Cette histoire pourrait être celle d’un roman et pourtant… C’est celle d’une femme qui m’appelle un jour pour prendre un rendez-vous, me demandant si je faisais des thérapies de couple. Je lui réponds : « Venez, on en parlera. » Âgée d’une soixantaine d’années – elle ne faisait pas son âge et paraissait beaucoup plus jeune, plutôt proche de la quarantaine –, elle vient pourtant seule à son rendez-vous.
« Depuis que la guerre a éclaté, mon mari a beaucoup changé », confie-t-elle. « Il est scotché à la télévision pour écouter les nouvelles. » Elle ajoute qu’il a été licencié, comme beaucoup pendant la crise de 2019, la boîte pour laquelle il travaillait ayant fait faillite, et que, depuis, il est devenu « impuissant ».
Avec une grande facilité et une franchise désarmante, elle me raconte que depuis, elle a « consommé » beaucoup d’amants. Pour le sortir de sa torpeur, elle le lui a dit. Sa réponse fut tellement indifférente qu’elle a, encore plus, multiplié ses aventures.
Mais son problème n’est pas là. Elle est retombée sur un « amour » de 20 ans, avec lequel elle vivait une histoire intermittente. Peu de temps après, à sa demande à lui, ils se mirent en couple. Je pense qu’elle est devenue polyandre, la version féminine de la polygamie.
Peu de temps après, son mari se suicide, mais en camouflant son geste, afin qu’elle puisse obtenir l’assurance-vie. Devenue riche, et libre, elle se comporte avec son nouveau partenaire comme elle le faisait avec son mari, maintenant décédé. « Vous savez, s’il n’y avait pas cette fichue guerre, je serais peut-être restée fidèle, » m’a-t-elle dit.

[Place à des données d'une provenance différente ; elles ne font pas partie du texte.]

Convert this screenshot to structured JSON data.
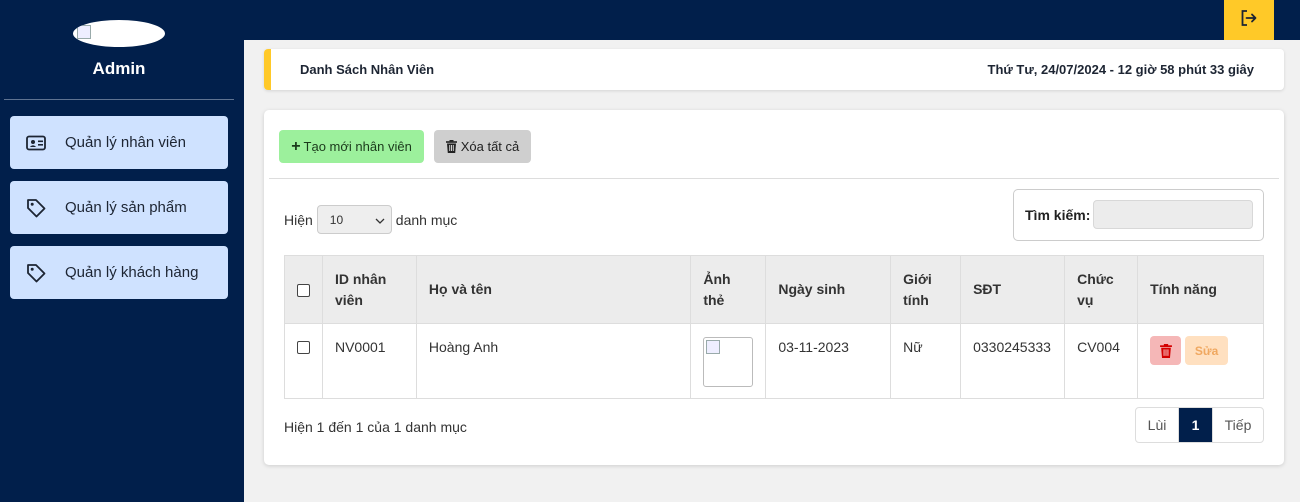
{
  "sidebar": {
    "user_name": "Admin",
    "items": [
      {
        "label": "Quản lý nhân viên",
        "icon": "id-card-icon"
      },
      {
        "label": "Quản lý sản phẩm",
        "icon": "tag-icon"
      },
      {
        "label": "Quản lý khách hàng",
        "icon": "tag-icon"
      }
    ]
  },
  "topbar": {
    "logout_icon": "logout-icon"
  },
  "header": {
    "title": "Danh Sách Nhân Viên",
    "datetime": "Thứ Tư, 24/07/2024 - 12 giờ 58 phút 33 giây"
  },
  "toolbar": {
    "create_label": "Tạo mới nhân viên",
    "delete_all_label": "Xóa tất cả"
  },
  "list_controls": {
    "show_prefix": "Hiện",
    "page_size": "10",
    "show_suffix": "danh mục",
    "search_label": "Tìm kiếm:",
    "search_value": ""
  },
  "table": {
    "headers": [
      "ID nhân viên",
      "Họ và tên",
      "Ảnh thẻ",
      "Ngày sinh",
      "Giới tính",
      "SĐT",
      "Chức vụ",
      "Tính năng"
    ],
    "rows": [
      {
        "id": "NV0001",
        "name": "Hoàng Anh",
        "birth": "03-11-2023",
        "gender": "Nữ",
        "phone": "0330245333",
        "position": "CV004",
        "edit_label": "Sửa"
      }
    ]
  },
  "footer": {
    "info": "Hiện 1 đến 1 của 1 danh mục",
    "prev": "Lùi",
    "current_page": "1",
    "next": "Tiếp"
  },
  "colors": {
    "navy": "#011f4b",
    "accent": "#ffc928",
    "nav_item": "#cfe2ff",
    "create": "#9cf09c"
  }
}
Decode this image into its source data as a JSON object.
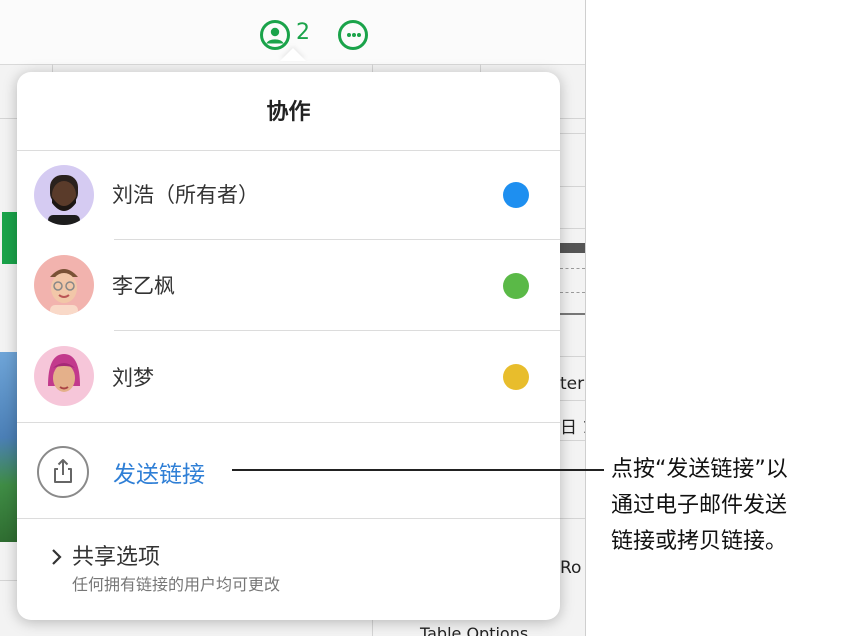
{
  "toolbar": {
    "collaborators_count": "2"
  },
  "background": {
    "fragments": [
      "ter",
      "日 1",
      "Ro",
      "Table Options"
    ]
  },
  "popover": {
    "title": "协作",
    "participants": [
      {
        "name": "刘浩（所有者）",
        "color": "#1e8ff0"
      },
      {
        "name": "李乙枫",
        "color": "#5ab947"
      },
      {
        "name": "刘梦",
        "color": "#e8bd2c"
      }
    ],
    "send_link": "发送链接",
    "share_options": {
      "title": "共享选项",
      "subtitle": "任何拥有链接的用户均可更改"
    }
  },
  "callout": {
    "lines": [
      "点按“发送链接”以",
      "通过电子邮件发送",
      "链接或拷贝链接。"
    ]
  }
}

Je ne sais pas pourquoi, mais je ne l’ai pas crue. Peu après, le dernier « amour » en date meurt dans un accident de voiture. « Vous savez, me dit-elle encore, je me comporte comme Don Juan, mais en pire. Ses conquêtes féminines étaient éplorées, mais elles restaient en vie. Moi, je tue mes amants, je suis une tueuse. »

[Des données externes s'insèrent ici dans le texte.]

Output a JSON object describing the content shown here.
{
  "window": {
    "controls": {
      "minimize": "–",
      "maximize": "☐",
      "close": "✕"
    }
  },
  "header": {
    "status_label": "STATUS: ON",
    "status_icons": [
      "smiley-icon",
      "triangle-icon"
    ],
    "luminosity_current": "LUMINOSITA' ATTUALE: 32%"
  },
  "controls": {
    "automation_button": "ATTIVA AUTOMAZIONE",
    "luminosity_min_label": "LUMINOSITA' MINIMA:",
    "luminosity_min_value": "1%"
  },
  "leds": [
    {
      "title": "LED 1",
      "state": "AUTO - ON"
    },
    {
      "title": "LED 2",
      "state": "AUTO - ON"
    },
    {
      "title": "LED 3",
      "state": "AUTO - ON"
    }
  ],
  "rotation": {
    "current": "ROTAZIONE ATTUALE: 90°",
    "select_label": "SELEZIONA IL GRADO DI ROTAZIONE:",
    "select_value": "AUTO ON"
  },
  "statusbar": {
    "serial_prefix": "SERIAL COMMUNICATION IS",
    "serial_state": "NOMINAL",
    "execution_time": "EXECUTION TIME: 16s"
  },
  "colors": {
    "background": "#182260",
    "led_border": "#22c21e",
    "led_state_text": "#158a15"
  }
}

Quoique troublé par cet aveu, je ne laisse rien transparaître. « Oui, je suis une tueuse, mes hommes meurent. » Elle a dit cela avec une telle froideur que je me suis senti glacé.
La question qui s’est posée à moi était dure : dois-je la prendre en thérapie analytique ou pas ? C’est cette froideur qui trancha : je ne peux pas la prendre ni en analyse ni en thérapie analytique. Je pense au livre collectif Le Désir et la perversion, cosigné par cinq des meilleurs analystes lacaniens, Piera Aulagnier-Spairani, Jean Clavreul, François Perrier, Guy Rosolaro et Jean-Paul Valabrega, et paru en 1967. À l’époque, j’avais avalé ce livre. Le pervers est analysable, dit Lacan. Il veut juste se mesurer à l’analyste en ce qui concerne la question de la jouissance. Connu pour avoir besoin d’un fétiche (soulier féminin, talon, dessous féminins en cuir…) pour pouvoir jouir, pour cette femme, le fétiche est la mort, comme la guerre. Elle en jouit.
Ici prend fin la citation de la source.